だが恒一だけは違った。自分の中では、今でも鮮明に残り続けている。
風呂に入っている時、仕事帰りの電車、寝る前の静かな時間。ふとした瞬間に中学時代の記憶が頭を殴ってくる。そのたびに恒一は全身から血の気が引いていくのを感じていた。
(消したい)
(忘れたい)
(知ってる奴ら、全員死んでくれ)
そこまで思ってしまうほど、過去が怖かった。
⸻
三十四歳になっても、それは変わらなかった。
会社では普通に働いている。
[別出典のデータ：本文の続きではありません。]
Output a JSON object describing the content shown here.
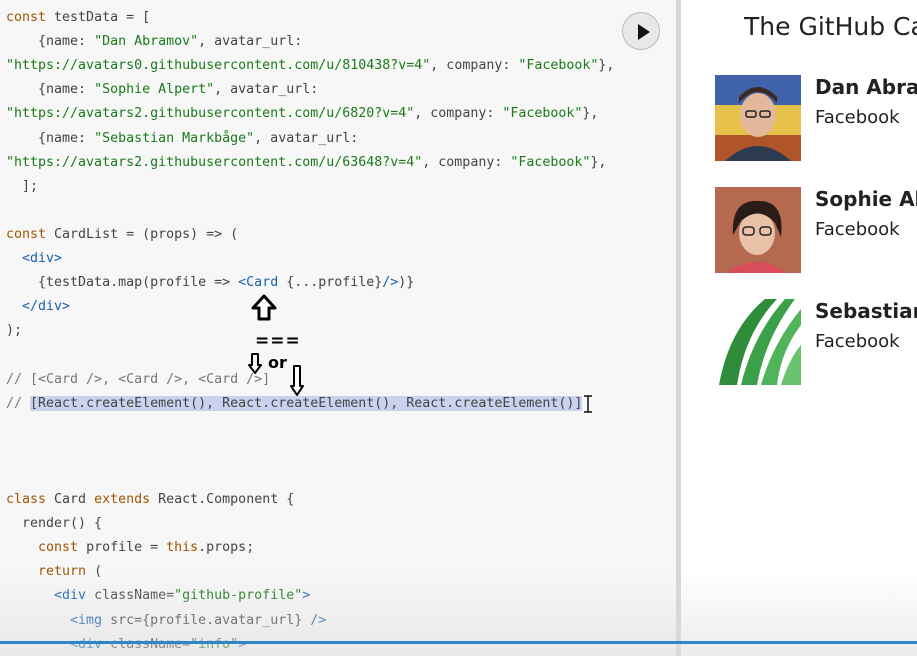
{
  "editor": {
    "lines": [
      [
        [
          "k",
          "const"
        ],
        [
          "p",
          " testData = ["
        ]
      ],
      [
        [
          "p",
          "    {name: "
        ],
        [
          "s",
          "\"Dan Abramov\""
        ],
        [
          "p",
          ", avatar_url:"
        ]
      ],
      [
        [
          "s",
          "\"https://avatars0.githubusercontent.com/u/810438?v=4\""
        ],
        [
          "p",
          ", company: "
        ],
        [
          "s",
          "\"Facebook\""
        ],
        [
          "p",
          "},"
        ]
      ],
      [
        [
          "p",
          "    {name: "
        ],
        [
          "s",
          "\"Sophie Alpert\""
        ],
        [
          "p",
          ", avatar_url:"
        ]
      ],
      [
        [
          "s",
          "\"https://avatars2.githubusercontent.com/u/6820?v=4\""
        ],
        [
          "p",
          ", company: "
        ],
        [
          "s",
          "\"Facebook\""
        ],
        [
          "p",
          "},"
        ]
      ],
      [
        [
          "p",
          "    {name: "
        ],
        [
          "s",
          "\"Sebastian Markbåge\""
        ],
        [
          "p",
          ", avatar_url:"
        ]
      ],
      [
        [
          "s",
          "\"https://avatars2.githubusercontent.com/u/63648?v=4\""
        ],
        [
          "p",
          ", company: "
        ],
        [
          "s",
          "\"Facebook\""
        ],
        [
          "p",
          "},"
        ]
      ],
      [
        [
          "p",
          "  ];"
        ]
      ],
      [],
      [
        [
          "k",
          "const"
        ],
        [
          "p",
          " CardList = (props) => ("
        ]
      ],
      [
        [
          "t",
          "  <div>"
        ]
      ],
      [
        [
          "p",
          "    {testData.map(profile => "
        ],
        [
          "t",
          "<Card"
        ],
        [
          "p",
          " {...profile}"
        ],
        [
          "t",
          "/>"
        ],
        [
          "p",
          ")}"
        ]
      ],
      [
        [
          "t",
          "  </div>"
        ]
      ],
      [
        [
          "p",
          ");"
        ]
      ],
      [],
      [
        [
          "c",
          "// [<Card />, <Card />, <Card />]"
        ]
      ],
      [
        [
          "c",
          "// "
        ],
        [
          "hl",
          "[React.createElement(), React.createElement(), React.createElement()]"
        ]
      ],
      [],
      [],
      [],
      [
        [
          "k",
          "class"
        ],
        [
          "p",
          " Card "
        ],
        [
          "k",
          "extends"
        ],
        [
          "p",
          " React.Component {"
        ]
      ],
      [
        [
          "p",
          "  render() {"
        ]
      ],
      [
        [
          "k",
          "    const"
        ],
        [
          "p",
          " profile = "
        ],
        [
          "k",
          "this"
        ],
        [
          "p",
          ".props;"
        ]
      ],
      [
        [
          "k",
          "    return"
        ],
        [
          "p",
          " ("
        ]
      ],
      [
        [
          "t",
          "      <div"
        ],
        [
          "p",
          " className="
        ],
        [
          "s",
          "\"github-profile\""
        ],
        [
          "t",
          ">"
        ]
      ],
      [
        [
          "t",
          "        <img"
        ],
        [
          "p",
          " src={profile.avatar_url} "
        ],
        [
          "t",
          "/>"
        ]
      ],
      [
        [
          "t",
          "        <div"
        ],
        [
          "p",
          " className="
        ],
        [
          "s",
          "\"info\""
        ],
        [
          "t",
          ">"
        ]
      ]
    ],
    "run_label": "Run",
    "annotations": {
      "equals": "===",
      "or": "or"
    }
  },
  "preview": {
    "title": "The GitHub Cards App",
    "cards": [
      {
        "name": "Dan Abramov",
        "company": "Facebook"
      },
      {
        "name": "Sophie Alpert",
        "company": "Facebook"
      },
      {
        "name": "Sebastian Markbåge",
        "company": "Facebook"
      }
    ]
  }
}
同僚と話し、上司に頭を下げ、笑顔だって作れる。だが内心では、ずっと怯えていた。
もし昔の知り合いに会ったら。
もし過去を思い出されたら。
もし、あの頃の自分を笑われたら。
そんな妄想ばかりが頭の中で膨らんでいく。
⸻
ある日、仕事帰りの電車の中だった。
窓に映る自分の顔をぼんやり見つめながら、恒一はふと思った。
(……あ)
まるで答えが降ってきたみたいだった。
(俺が消えればいいんだ)
自分がいなくなれば、みんなも忘れる。
過去ごと消える。
もう思い出さなくて済む。
もう怯えなくて済む。
その考えは、不思議なくらい自然に胸へ落ちてきた。
⸻
樹海の中は静かだった。
風の音だけが聞こえる。
恒一はロープを握りながら、ゆっくり周囲を見回した。誰もいない。誰にも見られていない。それが少しだけ安心だった。
「……もう、いいだろ」
小さく呟く。
普通に生きたかっただけなのに。
ただ普通でいたかっただけなのに。
過去だけが、ずっと自分を追いかけてくる。
忘れたい。
消したい。
全部、なかったことにしたい。
恒一はゆっくりとロープを首へかける。
最後まで、目は落ち着かなかった。
まるで誰かに、自分の過去を見られているみたいに。